Liu Bang later said that he needed to use the latrine so he left the banquet with Fan Kuai. Shortly after, Xiang Yu sent Chen Ping to call Liu Bang back to the feast. Liu Bang felt that he should bid Xiang Yu farewell but Fan Kuai opposed his decision.

Fan Kuai was essentially reminding Liu Bang that their lives were in Xiang Yu's hands and they should escape as soon as they had a chance. He then chose a horse for Liu Bang to ride and Liu escaped, with Fan Kuai, Xiahou Ying, Jin Jiang (靳疆) and Ji Xin accompanying him on foot.

Before his escape, Liu Bang gave Zhang Liang a pair of jade tablets and a pair of jade measuring cups, telling him to present them to Xiang Yu and Fan Zeng respectively. Zhang Liang returned to his seat and presented the gifts to Xiang Yu and Fan Zeng, while apologising on Liu Bang's behalf for leaving without bidding farewell and giving an excuse that Liu was already drunk and unable to continue participating in the feast. Xiang Yu accepted the jade tablets but Fan Zeng threw the jade cups to the ground and cut them to pieces with his sword, predicting that Liu Bang would take away the empire from Xiang Yu one day.
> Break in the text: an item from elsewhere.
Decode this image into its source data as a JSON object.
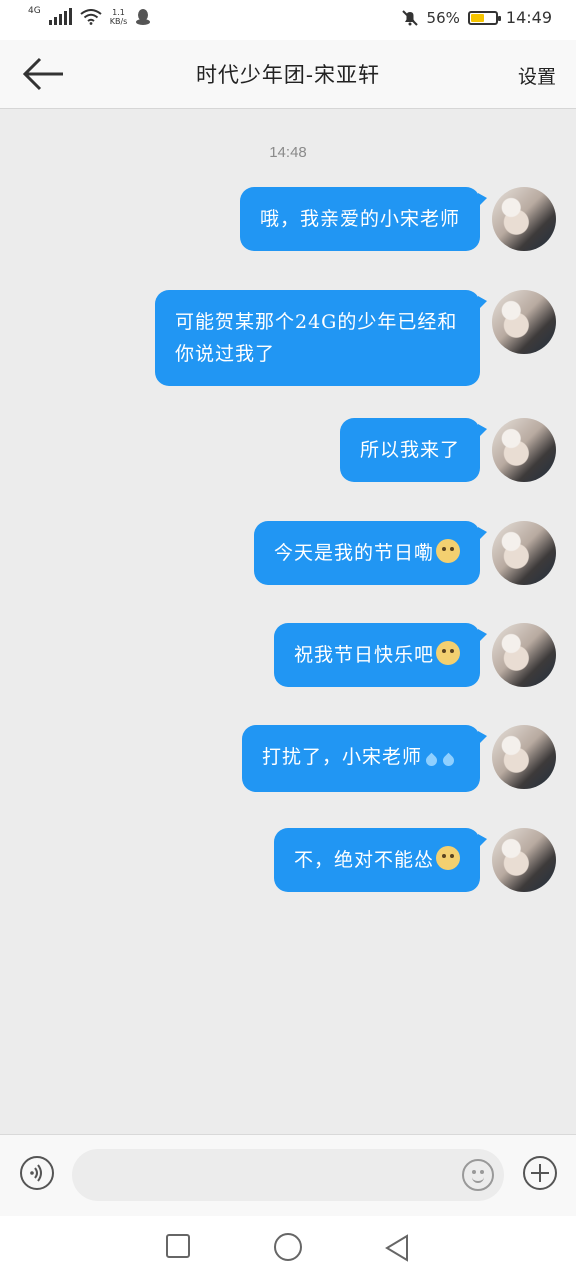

Liu Bang had Cao Wushang executed after returning to his camp.

Aftermath
Fan Zeng's prediction came true in 202 BC as Xiang Yu eventually lost to Liu Bang in the power struggle for supremacy over China from 206–202 BC, known as the Chu–Han Contention. Xiang Yu committed suicide after his defeat at the Battle of Gaixia, while Liu Bang established the Han dynasty and became its first emperor.

Cultural references
In Chinese culture, the term Hong Men Yan ("Feast at Swan Goose Gate") is used figuratively to refer to a trap or a situation ostensibly joyous but in fact treacherous. Another idiom that relates to the event is "項莊舞劍，意在沛公" 
(), meaning that a person's actions were intended to be a veiled attack on another person.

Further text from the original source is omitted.